Vernon Unsworth, a British cave explorer who played a key role in the operation to extract the boys from the cave, subsequently said in a CNN interview that Musk's submarine was too rigid to take the narrow corners in the cave and had "absolutely no chance of working." Unsworth added that Musk could "stick his submarine where it hurts."
Musk responded by calling Unsworth a "pedo guy" on Twitter. In response to questioning tweets, the CEO didn't walk back his claim and instead wrote: "Bet ya a signed dollar it's true." Musk eventually deleted his tweets, but days later he responded to a Buzzfeed News email reiterating his claims and including several new and equally unsubstantiated claims about Unsworth. Musk wrote that his email was "off the record," but Buzzfeed never agreed to such terms and published the email anyway.
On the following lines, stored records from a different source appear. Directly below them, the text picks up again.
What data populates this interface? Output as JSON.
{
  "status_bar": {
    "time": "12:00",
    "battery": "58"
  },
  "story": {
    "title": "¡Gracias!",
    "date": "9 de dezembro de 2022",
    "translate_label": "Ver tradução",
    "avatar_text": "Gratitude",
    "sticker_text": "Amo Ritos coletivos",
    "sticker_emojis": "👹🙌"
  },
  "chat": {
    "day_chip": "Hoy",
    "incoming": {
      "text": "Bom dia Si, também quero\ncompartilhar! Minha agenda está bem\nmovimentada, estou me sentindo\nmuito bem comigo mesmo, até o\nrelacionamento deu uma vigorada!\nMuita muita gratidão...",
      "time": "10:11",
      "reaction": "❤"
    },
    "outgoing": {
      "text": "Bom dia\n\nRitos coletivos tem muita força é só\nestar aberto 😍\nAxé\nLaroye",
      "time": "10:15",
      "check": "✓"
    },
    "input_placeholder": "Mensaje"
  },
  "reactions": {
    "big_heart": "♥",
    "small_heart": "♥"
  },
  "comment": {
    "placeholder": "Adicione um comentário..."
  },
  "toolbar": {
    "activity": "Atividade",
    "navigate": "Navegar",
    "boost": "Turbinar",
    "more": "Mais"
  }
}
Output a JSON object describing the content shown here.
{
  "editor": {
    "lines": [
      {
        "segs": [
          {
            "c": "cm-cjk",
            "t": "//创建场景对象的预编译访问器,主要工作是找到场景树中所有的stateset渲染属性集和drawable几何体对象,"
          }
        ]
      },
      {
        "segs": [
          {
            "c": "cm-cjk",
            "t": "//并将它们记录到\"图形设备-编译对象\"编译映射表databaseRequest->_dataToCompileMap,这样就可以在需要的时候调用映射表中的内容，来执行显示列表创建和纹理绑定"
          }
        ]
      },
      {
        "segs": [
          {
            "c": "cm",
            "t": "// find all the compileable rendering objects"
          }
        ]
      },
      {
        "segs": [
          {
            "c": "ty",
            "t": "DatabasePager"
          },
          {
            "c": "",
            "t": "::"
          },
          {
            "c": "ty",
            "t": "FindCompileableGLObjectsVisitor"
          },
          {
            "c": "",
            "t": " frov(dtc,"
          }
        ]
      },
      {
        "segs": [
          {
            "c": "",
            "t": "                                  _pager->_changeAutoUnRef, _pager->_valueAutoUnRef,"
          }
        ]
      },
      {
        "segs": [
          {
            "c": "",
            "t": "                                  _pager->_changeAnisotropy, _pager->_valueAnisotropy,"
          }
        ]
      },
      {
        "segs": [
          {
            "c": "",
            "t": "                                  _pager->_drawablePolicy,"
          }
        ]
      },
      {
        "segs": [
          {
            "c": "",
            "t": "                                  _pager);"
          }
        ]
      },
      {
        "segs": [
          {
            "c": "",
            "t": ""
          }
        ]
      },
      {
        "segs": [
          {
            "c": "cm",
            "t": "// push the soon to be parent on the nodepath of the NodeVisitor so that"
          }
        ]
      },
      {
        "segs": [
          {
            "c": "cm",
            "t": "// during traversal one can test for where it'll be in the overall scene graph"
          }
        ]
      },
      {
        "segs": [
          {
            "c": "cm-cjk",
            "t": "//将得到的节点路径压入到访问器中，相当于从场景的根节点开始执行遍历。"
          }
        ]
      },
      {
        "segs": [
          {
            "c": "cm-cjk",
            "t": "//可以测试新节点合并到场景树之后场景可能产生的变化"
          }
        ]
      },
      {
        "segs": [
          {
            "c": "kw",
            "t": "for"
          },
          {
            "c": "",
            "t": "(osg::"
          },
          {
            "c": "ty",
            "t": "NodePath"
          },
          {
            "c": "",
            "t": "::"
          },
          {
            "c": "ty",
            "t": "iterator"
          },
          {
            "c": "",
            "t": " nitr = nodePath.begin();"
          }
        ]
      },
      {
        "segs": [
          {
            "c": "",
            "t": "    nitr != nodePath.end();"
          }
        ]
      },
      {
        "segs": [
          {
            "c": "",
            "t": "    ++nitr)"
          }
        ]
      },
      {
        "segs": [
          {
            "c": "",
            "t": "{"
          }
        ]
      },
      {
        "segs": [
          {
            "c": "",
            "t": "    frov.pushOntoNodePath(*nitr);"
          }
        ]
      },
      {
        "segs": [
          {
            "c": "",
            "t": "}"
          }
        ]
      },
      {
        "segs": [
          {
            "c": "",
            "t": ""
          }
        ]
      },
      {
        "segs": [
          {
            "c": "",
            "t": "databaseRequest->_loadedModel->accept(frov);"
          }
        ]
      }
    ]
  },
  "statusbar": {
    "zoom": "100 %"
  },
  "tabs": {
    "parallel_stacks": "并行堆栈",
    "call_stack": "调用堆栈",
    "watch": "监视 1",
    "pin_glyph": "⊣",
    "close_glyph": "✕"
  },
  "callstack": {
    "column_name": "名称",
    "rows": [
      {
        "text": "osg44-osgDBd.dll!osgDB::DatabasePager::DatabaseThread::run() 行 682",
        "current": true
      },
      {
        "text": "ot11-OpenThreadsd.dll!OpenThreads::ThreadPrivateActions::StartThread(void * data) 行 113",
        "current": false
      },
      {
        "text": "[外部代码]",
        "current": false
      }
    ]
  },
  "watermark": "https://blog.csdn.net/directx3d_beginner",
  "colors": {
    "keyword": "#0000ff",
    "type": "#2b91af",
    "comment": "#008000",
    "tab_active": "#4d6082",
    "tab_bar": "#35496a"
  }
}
Musk had told Buzzfeed, "I fucking hope he sues me," which Unsworth did in August.
Serious or not?
Now Musk's lawyers are hoping to dismiss the lawsuit, arguing that the general public reading Musk's tweets "knew from the outset" that the insulting remarks "were not intended to be statements of fact."
"While many [Buzzfeed] readers criticized Musk for lodging what they understood to be groundless accusations (and criticized Unsworth for disparaging Musk and his team's efforts to help), not a single reader seemed to construe Musk's statements literally," the motion claims.
Musk's lawyers argue that his tweets are protected under the First Amendment. They also repeatedly use the nature of Twitter as an example of why Musk's tweets should not be taken seriously, calling the site "a turbulent internet forum" and arguing that "reasonable readers discount internet speech" in accordance with the "low barrier to speaking online."
"The motion," Musk's lawyers wrote on Wednesday, "boils down to a single question: Accepting Unsworth's well-pleaded allegations as true, would a reasonable reader believe that Musk's statements were supported by objective facts or instead were 'nonactionable opinion'?"
In an email to Ars on Thursday, Unsworth's lead counsel, L. Lin Wood, rejected Musk's attorneys' characterization of the situation. Wood cited the 1990 US Supreme Court decision in Milkovich v. Lorain Journal, in which the court decided that not everything that might be labeled as opinion is exempt from libel laws.
“Furthermore, I entirely reject Mr. Musk’s frivolous contention that all statements published on Twitter or other social media are protected speech," Wood wrote. "I am confident the trial court will likewise reject this fanciful position which if adopted, would effectively prevent an individual from seeking redress for any and all false and defamatory attacks on reputation published on the Internet.”